I like to look at art that carries a clearly defined function. I love mandalas, diagrams, magick sigils, religious art (useful in spiritual practice), magickal pictures (meant to enable better hunting or a better harvest), and illustration used for advertising or to illuminate a narrative.
In my own art I want to imply but at the same time obscure function, as I want to create a space of potentiality >>> I want my drawings to carry evidence that something happened >>> I pull prints off of the components of my sculptures to emphasize activity and process >>> I repurpose found objects for my sculptures to give hints of history of use and also liberate the object from said history, thereby opening it up to a new history >>> I manipulate time and revision history by keeping my sculptures unfixed and unfinished, recombining the components differently for each installation, leaving openings for what will happen.
My recent installations completed this year have been described as “an in-between museum of things where you decide whether to stay or keep on living”, “a compelling game with unknown rules”, and "[an environment that] somehow parallels a cosmic drama in a subdued way."
They have also been described as “theatrical.” However, as much as I appreciate what this term might commonly be referring to, as in a dramatic residue or resonance, I think I am looking more at the functionality of that feeling rather than an aftertaste or after-effect. The space of live performance is different than our conception of an object or installation. It is an affected and changeable space.
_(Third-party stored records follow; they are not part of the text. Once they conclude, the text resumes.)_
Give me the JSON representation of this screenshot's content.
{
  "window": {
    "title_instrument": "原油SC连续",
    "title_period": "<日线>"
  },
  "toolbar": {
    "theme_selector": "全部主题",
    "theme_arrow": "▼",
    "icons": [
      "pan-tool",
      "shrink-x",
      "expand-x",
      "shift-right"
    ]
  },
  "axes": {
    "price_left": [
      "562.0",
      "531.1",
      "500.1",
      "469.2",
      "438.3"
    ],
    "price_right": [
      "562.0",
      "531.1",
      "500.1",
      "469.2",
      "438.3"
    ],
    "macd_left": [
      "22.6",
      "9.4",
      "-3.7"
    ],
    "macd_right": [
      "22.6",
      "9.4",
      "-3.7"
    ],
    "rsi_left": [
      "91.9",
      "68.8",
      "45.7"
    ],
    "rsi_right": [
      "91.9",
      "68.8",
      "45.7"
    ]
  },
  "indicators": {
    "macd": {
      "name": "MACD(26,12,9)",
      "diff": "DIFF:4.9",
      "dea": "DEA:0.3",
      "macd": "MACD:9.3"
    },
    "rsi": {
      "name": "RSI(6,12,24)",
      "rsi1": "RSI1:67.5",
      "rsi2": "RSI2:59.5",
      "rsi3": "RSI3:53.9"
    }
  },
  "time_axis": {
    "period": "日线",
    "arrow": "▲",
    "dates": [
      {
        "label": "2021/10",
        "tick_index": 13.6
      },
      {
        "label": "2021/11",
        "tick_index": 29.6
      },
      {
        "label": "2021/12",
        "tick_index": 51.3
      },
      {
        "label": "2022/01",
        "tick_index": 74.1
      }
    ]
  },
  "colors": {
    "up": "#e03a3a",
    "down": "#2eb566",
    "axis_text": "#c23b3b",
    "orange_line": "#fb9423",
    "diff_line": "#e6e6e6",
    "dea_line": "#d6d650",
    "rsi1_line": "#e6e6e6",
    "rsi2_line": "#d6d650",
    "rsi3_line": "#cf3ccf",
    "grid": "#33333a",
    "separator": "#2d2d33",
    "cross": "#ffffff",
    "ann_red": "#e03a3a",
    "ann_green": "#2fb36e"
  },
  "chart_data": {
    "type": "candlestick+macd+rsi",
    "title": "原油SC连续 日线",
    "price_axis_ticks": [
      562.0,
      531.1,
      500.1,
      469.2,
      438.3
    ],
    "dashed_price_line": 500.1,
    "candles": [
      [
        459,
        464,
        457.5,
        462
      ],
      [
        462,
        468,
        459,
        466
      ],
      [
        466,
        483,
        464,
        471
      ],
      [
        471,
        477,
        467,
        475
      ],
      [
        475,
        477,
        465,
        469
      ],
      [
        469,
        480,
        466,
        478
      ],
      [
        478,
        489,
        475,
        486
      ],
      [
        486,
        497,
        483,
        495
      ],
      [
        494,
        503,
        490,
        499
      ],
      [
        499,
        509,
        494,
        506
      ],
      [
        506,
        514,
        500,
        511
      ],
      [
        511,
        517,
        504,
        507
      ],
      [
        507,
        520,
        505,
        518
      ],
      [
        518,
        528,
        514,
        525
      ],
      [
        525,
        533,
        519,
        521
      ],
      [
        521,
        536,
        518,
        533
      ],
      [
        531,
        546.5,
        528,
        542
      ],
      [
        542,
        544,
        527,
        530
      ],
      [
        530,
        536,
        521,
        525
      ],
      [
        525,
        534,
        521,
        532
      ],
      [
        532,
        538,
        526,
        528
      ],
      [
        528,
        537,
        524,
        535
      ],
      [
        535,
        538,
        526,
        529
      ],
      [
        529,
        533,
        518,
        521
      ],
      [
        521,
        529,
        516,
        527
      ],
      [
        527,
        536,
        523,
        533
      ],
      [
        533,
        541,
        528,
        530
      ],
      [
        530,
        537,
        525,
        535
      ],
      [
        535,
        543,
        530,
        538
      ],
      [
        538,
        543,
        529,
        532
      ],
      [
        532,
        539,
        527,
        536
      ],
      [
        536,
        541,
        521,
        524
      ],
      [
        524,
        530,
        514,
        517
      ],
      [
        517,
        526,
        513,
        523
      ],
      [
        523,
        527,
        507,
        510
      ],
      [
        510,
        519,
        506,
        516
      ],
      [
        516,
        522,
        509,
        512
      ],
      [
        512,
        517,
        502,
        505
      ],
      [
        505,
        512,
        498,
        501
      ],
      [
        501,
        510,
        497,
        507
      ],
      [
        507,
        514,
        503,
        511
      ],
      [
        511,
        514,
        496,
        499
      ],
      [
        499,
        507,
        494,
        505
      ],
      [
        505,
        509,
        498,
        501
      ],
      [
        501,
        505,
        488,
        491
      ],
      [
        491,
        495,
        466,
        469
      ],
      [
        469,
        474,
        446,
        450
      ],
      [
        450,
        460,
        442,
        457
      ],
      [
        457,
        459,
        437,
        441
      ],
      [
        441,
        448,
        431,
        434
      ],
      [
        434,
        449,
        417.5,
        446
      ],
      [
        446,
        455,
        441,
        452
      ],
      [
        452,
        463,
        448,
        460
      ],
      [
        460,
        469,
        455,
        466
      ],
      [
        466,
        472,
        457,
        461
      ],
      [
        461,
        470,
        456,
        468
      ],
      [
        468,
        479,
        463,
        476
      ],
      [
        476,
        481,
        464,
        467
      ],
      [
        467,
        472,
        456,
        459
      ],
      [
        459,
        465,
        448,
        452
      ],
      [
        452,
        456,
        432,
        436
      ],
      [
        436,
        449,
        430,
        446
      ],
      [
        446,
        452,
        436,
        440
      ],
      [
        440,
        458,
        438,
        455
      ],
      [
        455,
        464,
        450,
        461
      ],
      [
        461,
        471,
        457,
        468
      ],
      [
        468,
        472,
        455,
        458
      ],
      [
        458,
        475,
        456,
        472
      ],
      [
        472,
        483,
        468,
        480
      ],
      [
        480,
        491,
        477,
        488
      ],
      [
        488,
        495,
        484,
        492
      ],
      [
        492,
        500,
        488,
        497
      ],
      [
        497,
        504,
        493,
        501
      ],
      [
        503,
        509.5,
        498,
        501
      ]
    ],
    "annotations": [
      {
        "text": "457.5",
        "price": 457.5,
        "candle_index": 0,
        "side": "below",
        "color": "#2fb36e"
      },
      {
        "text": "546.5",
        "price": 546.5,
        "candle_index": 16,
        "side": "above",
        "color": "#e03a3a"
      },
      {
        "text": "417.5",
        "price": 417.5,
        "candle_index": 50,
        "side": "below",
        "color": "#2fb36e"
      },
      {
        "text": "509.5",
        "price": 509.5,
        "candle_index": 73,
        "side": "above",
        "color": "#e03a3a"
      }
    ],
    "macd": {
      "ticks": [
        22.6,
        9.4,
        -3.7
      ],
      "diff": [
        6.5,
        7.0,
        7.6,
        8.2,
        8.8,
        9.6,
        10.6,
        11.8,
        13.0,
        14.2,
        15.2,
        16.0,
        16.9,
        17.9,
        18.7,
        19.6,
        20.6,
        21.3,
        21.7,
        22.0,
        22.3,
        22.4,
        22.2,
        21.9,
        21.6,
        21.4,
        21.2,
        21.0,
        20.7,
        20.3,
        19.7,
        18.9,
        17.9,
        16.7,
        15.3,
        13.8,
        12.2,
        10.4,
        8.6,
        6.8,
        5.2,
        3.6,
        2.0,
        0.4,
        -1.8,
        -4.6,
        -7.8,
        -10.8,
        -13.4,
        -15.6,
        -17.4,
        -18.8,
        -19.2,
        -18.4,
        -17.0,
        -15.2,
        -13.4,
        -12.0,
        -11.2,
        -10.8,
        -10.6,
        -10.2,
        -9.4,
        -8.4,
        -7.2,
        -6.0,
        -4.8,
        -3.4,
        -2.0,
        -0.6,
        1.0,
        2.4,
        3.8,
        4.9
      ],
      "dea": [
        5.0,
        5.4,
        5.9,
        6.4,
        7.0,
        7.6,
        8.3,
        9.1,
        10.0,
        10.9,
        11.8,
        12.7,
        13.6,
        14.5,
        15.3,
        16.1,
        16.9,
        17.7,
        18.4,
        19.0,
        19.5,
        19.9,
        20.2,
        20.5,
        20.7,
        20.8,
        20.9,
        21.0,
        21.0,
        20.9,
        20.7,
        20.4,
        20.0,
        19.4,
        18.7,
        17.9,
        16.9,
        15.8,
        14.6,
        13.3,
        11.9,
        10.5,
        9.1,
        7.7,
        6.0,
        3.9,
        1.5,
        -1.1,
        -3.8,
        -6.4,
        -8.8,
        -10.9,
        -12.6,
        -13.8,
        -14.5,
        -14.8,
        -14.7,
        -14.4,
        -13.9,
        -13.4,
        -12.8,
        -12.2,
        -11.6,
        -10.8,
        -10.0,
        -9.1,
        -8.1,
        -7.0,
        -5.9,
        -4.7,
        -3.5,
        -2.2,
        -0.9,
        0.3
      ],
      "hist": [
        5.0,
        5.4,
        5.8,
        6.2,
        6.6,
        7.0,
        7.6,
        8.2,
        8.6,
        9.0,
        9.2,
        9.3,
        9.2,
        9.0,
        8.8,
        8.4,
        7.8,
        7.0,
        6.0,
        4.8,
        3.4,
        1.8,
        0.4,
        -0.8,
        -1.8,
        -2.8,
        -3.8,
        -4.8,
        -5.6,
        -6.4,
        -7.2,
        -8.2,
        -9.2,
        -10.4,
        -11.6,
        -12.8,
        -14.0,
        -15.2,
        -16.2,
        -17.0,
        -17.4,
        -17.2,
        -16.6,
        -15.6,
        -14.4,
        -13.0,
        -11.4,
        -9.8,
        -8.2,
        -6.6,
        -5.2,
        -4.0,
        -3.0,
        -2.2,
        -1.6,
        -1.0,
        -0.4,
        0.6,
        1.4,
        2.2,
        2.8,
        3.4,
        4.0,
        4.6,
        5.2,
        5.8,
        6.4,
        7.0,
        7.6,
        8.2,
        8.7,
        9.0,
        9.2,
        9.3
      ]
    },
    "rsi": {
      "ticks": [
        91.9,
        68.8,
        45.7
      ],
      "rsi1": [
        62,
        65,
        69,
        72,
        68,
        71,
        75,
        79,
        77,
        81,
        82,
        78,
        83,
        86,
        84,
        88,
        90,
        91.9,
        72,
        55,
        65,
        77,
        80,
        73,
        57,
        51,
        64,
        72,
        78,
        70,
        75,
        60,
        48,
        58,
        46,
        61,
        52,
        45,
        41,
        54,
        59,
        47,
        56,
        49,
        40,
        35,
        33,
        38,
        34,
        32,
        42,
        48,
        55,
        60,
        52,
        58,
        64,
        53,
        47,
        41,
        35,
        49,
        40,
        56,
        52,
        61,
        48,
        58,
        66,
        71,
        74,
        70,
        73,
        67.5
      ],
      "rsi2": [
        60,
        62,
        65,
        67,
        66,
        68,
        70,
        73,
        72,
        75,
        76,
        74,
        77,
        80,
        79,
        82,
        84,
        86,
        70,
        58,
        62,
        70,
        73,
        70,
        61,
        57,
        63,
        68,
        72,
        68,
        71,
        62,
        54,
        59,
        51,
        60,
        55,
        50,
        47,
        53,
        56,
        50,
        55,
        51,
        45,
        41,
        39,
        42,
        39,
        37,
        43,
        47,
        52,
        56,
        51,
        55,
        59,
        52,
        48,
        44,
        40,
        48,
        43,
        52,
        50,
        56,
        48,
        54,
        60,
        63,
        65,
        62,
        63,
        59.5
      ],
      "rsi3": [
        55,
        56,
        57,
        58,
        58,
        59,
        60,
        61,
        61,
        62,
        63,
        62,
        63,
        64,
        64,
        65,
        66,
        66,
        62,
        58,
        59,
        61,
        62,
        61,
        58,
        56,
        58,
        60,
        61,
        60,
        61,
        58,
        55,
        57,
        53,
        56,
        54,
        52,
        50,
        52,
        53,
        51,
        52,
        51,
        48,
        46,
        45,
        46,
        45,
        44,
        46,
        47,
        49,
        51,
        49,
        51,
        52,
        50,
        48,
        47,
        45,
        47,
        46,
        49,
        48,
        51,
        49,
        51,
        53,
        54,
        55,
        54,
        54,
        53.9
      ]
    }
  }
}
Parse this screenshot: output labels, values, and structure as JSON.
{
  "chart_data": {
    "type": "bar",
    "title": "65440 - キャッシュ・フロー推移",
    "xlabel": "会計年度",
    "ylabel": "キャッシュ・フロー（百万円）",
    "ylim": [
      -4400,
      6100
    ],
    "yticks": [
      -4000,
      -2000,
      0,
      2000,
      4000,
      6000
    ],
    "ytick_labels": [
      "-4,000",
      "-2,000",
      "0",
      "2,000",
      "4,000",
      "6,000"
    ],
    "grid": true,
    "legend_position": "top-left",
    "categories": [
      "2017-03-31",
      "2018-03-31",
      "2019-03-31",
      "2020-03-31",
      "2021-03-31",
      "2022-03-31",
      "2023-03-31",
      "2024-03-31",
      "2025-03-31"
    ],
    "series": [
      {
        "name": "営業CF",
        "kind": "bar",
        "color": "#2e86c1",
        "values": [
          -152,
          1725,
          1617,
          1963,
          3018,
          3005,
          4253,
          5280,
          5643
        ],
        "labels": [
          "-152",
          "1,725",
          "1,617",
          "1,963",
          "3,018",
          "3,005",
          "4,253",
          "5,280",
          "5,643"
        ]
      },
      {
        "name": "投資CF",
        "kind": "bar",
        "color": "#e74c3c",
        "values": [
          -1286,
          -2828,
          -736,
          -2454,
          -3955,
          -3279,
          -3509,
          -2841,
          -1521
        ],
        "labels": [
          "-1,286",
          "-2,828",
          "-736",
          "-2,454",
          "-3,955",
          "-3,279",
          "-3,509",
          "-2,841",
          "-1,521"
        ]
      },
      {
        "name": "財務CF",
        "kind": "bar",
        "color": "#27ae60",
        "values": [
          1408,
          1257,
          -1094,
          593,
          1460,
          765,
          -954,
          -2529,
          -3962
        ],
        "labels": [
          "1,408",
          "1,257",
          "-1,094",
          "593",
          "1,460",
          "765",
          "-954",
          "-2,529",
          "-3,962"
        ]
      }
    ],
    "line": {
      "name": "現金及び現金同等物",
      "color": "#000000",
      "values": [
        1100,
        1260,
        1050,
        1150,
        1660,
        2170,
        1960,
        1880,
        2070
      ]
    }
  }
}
A persistent sneeze at a Mozart concerto will change the concerto, at least for the audience and likely for the performers as well. We conventionally expect certain types of lighting to complement performance, or a certain atmosphere. Similarly, there is a functionality to the environment created for religious services or other functional human activities meant to be set apart from daily life.
I am using my environmental alterations not as signifiers of theatricality but actually to serve a function. I want to create a temporary autonomous zone (temporary space that eludes formal structures of control) that opens itself to possibility and resists a limiting (controlling) definition. At the same time, I’m resisting the format of gallery which is too tied to the idea of marketplace and relegates the function of the work to meaningful interior decoration. Creating a feeling that something could happen, should happen, or is supposed to happen based on the signifiers in the room is my goal. Nothing should happen. The space and the work within it should remain charged with potentiality, like the feeling of standing on an empty stage.
Building upon a 27 year history as stage performer and rock singer, Karim Shuquem creates installations, sculptures, and prints that have relationship with staging, temporality, and process. Shuquem has recently completed the Otis College MFA program and works as an art handler and art teacher and continues to provide vocals for the Phantom Limbs and the BoyScouts of Annihilation.